Livingstone was one of the first Europeans to explore the central and southern parts of Africa. He treated Africans with respect and believed the best way to share his faith with them was to teach them about the outside world. He learned their languages and customs, and explored a great part of the continent. During his early travels he was attacked and maimed by a lion, costing him the use of his left arm.

In 1845, he married Dr Moffat’s daughter, Mary. She, and later their three daughters and three sons, often joined Livingstone on his early explorations across the African wilderness.

Dr Livingstone statue
Dr Livingstone statue

Still, there were many times when they could not be together. The longest period of separation was for nearly four years between 1853 – 56. Livingstone completed one of the most amazing journeys ever undertaken – a coast to coast venture that covered four thousand miles of unexplored land, most of which was located along the Zambezi river.

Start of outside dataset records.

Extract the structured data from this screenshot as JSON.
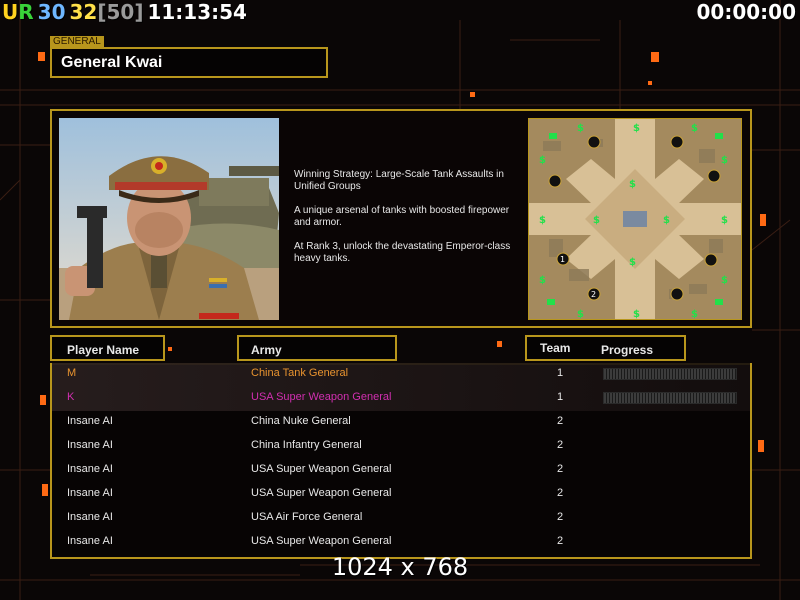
{
  "hud": {
    "ur": "UR",
    "stat1": "30",
    "stat2": "32",
    "stat3": "[50]",
    "clock": "11:13:54",
    "timer": "00:00:00"
  },
  "general": {
    "tag": "GENERAL",
    "name": "General Kwai",
    "description": [
      "Winning Strategy: Large-Scale Tank Assaults in\n Unified Groups",
      "A unique arsenal of tanks with boosted firepower\n and armor.",
      "At Rank 3, unlock the devastating Emperor-class\n heavy tanks."
    ]
  },
  "table": {
    "headers": {
      "player": "Player Name",
      "army": "Army",
      "team": "Team",
      "progress": "Progress"
    },
    "rows": [
      {
        "player": "M",
        "army": "China Tank General",
        "team": "1",
        "color": "#e8932f"
      },
      {
        "player": "K",
        "army": "USA Super Weapon General",
        "team": "1",
        "color": "#d12fb0"
      },
      {
        "player": "Insane AI",
        "army": "China Nuke General",
        "team": "2",
        "color": "#e8e8e8"
      },
      {
        "player": "Insane AI",
        "army": "China Infantry General",
        "team": "2",
        "color": "#e8e8e8"
      },
      {
        "player": "Insane AI",
        "army": "USA Super Weapon General",
        "team": "2",
        "color": "#e8e8e8"
      },
      {
        "player": "Insane AI",
        "army": "USA Super Weapon General",
        "team": "2",
        "color": "#e8e8e8"
      },
      {
        "player": "Insane AI",
        "army": "USA Air Force General",
        "team": "2",
        "color": "#e8e8e8"
      },
      {
        "player": "Insane AI",
        "army": "USA Super Weapon General",
        "team": "2",
        "color": "#e8e8e8"
      }
    ]
  },
  "resolution": "1024 x 768",
  "colors": {
    "gold": "#b8961c",
    "ur_yellow": "#ffd21f",
    "ur_green": "#39d239",
    "cyan": "#6fb7ff",
    "yellow": "#ffe04a",
    "gray": "#9a9a9a"
  },
  "icons": [
    "dollar-icon",
    "start-position-icon",
    "supply-crate-icon"
  ]
}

Although he did not enjoy writing, Livingstone supported his missionary work by writing books and giving lectures about his travels. He returned to England for an extended visit and welcomed as a great explorer. Soon he was asked to give lectures about his experiences in Africa – telling the world about the slave trade, which he called “the open sore of Africa.”

In his famous speech at Cambridge Senate House in 1857, Livingstone set a strategy to open up Africa “for commerce and the Gospel”.

He said, “The people of Central Africa are very desirous of trading, but their only traffic is at present in slaves. It is therefore most desirable to encourage trading in other commodities, such as cotton. By encouraging the native propensity for trade, the advantages that might be derived in a commercial point of view and for the spreading of the Christian Gospel, are incalculable.”

He told his audience that he believed it was most important to find a path across the sea so that civilisation, commerce, and Christianity might find their way to Africa, and the slave trade would cease. He wanted to encourage Africans in cotton production, which he hoped would undercut American cotton and undermine American slavery.

He so challenged and inspired members of Cambridge University, that they founded what became the Universities Mission to Central Africa (UMCA). The universities of Cambridge, Oxford and Glasgow all gave him honorary degrees.

Returning to Africa, Livingstone and his wife began their last journey together. It was during this adventure that he faced the severest trail of his life; Mary died in 1862 from complications related to African fever.

Livingstone led an expedition to discover the sources of the Nile River and explore the watershed of central Africa. Little was heard of him during this period until he was met by a rescue party led by Henry Morton Stanley, who is said to have greeted the explore with the famous remark, “Dr Livingstone, I presume?” Stanley had been sent by the new York Herald Tribune newspaper to help, but it had taken a year to find him.

With Stanley’s supplies Livingstone continued his explorations, but he was weak, worn out and suffering from dysentery. Then, on the morning of April 30, 1872, his two African assistants found him dead, still kneeling at his bedside, apparently praying when he died. They dried his body and carried it and his papers on a dangerous 11-mount journey to Zanzibar, a trip of 1,000 miles. They natives buried his heart in Africa as he had requested, but his body was returned to England and buried in Westminster Abbey.

The slave trade was finally outlawed in Zanzibar in 1873.